César was a mercantile brig launched in 1802 that the French Navy purchased at Bordeaux in 1803. The Royal Navy captured her in July 1806 and took her into service, but she was wrecked in early 1807.

OriginsEdit

César was launched in 1802, possibly as a corvette-senault (snow-rigged corvette). The Ministry of Marine authorized her purchase on 29 August 1803 from citizen Dupuch.[1]

Capture and fateEdit

In July 1806, a squadron under Lord St. Vincent's was off Ushant. On 14 July the boats of the squadron were taken by Iris to Captain John Tremayne Rodd in Indefatigable off Rochefort to attack two French corvettes and a convoy at the entrance to the Garonne. The weather on 15 July appeared suitable for the attempt but after the boats left a strong wind blew up and although they managed to capture Caesar [sic], they could not prevent the convoy escaping up river. The French were expecting the attack and put up a strong resistance. The British lost six men killed, 36 wounded and 21 missing. Indefatigable alone lost two killed and 11 wounded. Polyphemus had two men lightly wounded.[3] The 21 missing men were in a boat from Revenge; a later report suggested that most, if not all, had been taken prisoner. The majority of the boats were either shot through or so badly stove in that they were swamped, and had to be cut adrift from the brig as she was brought out under fire from the batteries and the ex-British brig Teaser.[3] The vessels claiming prize money included Pilchard and the hired armed lugger Nile, in addition to the various ships of the line and frigates.[4] Head money for the capture was paid in June 1829.[5] This cutting out expedition resulted in the participants qualifying for the Naval general service Medal with clasp "16 July Boat Service 1806".[6]

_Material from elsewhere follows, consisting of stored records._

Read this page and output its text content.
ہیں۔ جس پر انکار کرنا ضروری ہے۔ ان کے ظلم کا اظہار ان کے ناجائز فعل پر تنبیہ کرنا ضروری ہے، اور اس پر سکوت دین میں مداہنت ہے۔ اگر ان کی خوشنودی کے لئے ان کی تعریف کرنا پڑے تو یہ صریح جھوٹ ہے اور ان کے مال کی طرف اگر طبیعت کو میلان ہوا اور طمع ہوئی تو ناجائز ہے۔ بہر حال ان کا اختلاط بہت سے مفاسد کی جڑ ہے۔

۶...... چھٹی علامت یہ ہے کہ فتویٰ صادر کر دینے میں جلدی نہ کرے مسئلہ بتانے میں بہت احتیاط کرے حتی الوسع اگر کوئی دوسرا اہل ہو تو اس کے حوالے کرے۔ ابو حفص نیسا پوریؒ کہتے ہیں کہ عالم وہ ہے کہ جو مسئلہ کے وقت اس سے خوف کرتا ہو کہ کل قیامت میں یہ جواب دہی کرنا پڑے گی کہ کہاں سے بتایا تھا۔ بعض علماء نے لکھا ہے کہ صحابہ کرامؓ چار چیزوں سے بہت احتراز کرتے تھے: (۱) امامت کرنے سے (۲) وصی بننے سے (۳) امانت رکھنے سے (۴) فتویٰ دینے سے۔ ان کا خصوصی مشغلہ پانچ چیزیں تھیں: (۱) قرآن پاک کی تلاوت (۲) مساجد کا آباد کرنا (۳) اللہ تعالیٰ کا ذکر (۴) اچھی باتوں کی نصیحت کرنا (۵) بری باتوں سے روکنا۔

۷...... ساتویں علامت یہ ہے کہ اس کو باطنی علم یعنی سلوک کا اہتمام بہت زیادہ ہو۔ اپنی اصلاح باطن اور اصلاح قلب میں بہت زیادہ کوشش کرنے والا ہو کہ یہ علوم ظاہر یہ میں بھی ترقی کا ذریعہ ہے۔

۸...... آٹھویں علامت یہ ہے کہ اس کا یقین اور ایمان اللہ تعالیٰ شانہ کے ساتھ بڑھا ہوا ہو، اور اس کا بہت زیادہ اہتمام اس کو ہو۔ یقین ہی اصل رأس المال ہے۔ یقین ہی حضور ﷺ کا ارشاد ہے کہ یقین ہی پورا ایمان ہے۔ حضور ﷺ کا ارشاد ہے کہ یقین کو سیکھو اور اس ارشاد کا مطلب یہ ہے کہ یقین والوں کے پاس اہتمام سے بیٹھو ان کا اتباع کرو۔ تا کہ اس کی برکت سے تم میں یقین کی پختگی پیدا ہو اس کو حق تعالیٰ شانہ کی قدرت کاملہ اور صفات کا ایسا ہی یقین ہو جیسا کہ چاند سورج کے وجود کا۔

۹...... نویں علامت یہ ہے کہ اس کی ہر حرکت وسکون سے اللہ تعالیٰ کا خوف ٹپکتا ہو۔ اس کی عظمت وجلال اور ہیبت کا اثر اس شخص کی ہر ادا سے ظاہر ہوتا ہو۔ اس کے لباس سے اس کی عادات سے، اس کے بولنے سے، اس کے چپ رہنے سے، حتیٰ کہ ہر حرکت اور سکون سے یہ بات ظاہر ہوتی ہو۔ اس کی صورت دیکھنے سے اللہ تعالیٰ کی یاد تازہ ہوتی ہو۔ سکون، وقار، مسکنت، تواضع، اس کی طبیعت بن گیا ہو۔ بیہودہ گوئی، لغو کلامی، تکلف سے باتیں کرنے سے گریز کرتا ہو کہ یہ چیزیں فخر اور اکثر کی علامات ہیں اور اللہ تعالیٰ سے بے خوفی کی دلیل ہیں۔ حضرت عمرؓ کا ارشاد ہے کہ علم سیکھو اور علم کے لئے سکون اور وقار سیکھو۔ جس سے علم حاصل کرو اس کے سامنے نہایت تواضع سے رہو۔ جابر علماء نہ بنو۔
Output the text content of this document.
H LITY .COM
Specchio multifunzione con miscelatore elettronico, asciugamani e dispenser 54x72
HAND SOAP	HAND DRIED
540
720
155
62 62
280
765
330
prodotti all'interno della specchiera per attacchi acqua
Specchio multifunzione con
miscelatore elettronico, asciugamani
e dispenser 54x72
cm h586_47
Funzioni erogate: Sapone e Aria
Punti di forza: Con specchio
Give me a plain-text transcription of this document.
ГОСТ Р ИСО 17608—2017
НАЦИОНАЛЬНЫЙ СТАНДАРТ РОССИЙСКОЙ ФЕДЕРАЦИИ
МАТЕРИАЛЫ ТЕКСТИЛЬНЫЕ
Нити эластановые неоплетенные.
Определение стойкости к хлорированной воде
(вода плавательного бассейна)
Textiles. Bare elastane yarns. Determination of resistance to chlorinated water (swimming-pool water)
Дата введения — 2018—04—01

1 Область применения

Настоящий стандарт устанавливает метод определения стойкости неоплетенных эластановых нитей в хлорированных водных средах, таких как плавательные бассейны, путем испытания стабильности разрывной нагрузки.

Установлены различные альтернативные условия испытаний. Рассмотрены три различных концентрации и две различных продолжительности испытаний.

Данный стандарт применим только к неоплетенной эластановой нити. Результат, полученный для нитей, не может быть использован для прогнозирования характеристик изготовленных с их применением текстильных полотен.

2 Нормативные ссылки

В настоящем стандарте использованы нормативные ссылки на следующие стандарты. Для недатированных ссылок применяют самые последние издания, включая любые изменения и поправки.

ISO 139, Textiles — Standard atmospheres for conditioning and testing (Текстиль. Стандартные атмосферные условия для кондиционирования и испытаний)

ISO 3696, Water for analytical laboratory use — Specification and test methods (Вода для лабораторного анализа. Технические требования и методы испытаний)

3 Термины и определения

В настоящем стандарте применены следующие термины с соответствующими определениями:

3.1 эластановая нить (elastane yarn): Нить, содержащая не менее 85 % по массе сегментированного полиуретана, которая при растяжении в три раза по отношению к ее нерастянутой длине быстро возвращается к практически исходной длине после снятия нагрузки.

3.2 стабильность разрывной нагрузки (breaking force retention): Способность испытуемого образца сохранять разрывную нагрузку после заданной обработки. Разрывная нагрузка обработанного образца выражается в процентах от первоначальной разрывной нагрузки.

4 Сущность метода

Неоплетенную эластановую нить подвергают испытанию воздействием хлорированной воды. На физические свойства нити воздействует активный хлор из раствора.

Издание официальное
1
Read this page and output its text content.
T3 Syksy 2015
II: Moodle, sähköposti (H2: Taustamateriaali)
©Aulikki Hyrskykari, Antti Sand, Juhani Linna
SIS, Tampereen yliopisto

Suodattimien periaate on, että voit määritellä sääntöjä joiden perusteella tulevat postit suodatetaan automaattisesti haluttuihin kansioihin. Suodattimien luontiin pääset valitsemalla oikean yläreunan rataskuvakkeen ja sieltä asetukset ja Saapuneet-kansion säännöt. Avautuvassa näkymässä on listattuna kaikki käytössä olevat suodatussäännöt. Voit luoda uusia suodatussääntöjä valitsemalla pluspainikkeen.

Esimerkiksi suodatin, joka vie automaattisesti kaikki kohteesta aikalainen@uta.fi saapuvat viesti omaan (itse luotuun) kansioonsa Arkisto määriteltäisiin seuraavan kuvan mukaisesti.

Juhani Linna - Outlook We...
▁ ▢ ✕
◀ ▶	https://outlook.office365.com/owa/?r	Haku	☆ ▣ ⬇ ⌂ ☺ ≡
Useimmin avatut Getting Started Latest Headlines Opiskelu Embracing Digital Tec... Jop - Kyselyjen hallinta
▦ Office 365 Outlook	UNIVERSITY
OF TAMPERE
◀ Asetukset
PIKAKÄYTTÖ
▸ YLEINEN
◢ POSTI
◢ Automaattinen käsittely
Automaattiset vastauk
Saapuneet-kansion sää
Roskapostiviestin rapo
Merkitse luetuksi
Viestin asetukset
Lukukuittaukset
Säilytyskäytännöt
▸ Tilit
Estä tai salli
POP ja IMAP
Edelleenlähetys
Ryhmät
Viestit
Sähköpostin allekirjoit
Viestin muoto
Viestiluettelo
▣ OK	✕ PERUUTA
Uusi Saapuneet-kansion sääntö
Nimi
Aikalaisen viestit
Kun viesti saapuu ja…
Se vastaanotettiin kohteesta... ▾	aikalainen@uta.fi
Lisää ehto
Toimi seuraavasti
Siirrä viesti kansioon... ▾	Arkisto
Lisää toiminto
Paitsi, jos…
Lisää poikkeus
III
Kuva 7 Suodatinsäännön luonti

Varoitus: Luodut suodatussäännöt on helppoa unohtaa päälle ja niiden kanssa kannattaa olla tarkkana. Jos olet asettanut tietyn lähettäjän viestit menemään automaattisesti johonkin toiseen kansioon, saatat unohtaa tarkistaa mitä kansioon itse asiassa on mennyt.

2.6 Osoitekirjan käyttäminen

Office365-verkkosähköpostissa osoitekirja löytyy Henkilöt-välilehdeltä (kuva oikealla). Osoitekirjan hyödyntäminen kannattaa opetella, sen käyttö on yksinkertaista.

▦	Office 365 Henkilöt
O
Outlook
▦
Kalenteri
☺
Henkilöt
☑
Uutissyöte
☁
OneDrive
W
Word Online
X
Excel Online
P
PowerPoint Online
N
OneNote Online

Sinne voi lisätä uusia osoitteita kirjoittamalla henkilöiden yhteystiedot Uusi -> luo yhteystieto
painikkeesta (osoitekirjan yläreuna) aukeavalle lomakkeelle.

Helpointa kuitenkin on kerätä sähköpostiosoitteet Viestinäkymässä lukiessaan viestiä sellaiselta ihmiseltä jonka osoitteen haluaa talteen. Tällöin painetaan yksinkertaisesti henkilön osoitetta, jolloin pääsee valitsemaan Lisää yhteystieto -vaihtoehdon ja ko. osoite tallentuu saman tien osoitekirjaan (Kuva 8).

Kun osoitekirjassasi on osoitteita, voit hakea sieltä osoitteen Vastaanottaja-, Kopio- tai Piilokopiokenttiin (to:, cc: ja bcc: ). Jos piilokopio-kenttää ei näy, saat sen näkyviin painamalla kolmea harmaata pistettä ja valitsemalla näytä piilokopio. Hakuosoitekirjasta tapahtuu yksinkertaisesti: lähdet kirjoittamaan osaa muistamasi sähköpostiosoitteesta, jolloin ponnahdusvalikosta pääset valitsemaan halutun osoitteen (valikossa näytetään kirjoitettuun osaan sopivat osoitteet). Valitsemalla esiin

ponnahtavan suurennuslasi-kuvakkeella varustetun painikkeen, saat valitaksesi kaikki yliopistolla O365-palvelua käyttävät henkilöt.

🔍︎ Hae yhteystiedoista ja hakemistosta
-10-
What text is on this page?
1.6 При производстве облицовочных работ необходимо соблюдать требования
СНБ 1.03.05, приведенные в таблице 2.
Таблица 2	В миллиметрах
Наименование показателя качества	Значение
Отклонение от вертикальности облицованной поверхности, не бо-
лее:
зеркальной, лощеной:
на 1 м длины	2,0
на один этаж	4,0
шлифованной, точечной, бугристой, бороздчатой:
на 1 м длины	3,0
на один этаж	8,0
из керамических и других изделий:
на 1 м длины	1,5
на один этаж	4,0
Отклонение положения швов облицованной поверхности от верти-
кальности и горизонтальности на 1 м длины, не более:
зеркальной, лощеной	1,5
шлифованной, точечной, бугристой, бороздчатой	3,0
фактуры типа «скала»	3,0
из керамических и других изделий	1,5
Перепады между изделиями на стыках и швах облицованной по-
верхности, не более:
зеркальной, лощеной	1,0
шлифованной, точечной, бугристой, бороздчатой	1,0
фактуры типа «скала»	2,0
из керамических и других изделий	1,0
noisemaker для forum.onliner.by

Caesar, of 18 guns, had a crew of 86 men according to her roster, and was under the command of lieutenant de vaisseau Louis François Hector Fourré. She was five years old, coppered, 88' by 23', and "appears fit for His Majesty's Service", according to Rodd.[3] The Royal Navy took her into service as the brig HMS Cesar.[2]

Cesar was driven ashore near the Gironde in March 1807.[7] The crew, except for 45 men, perished.[8]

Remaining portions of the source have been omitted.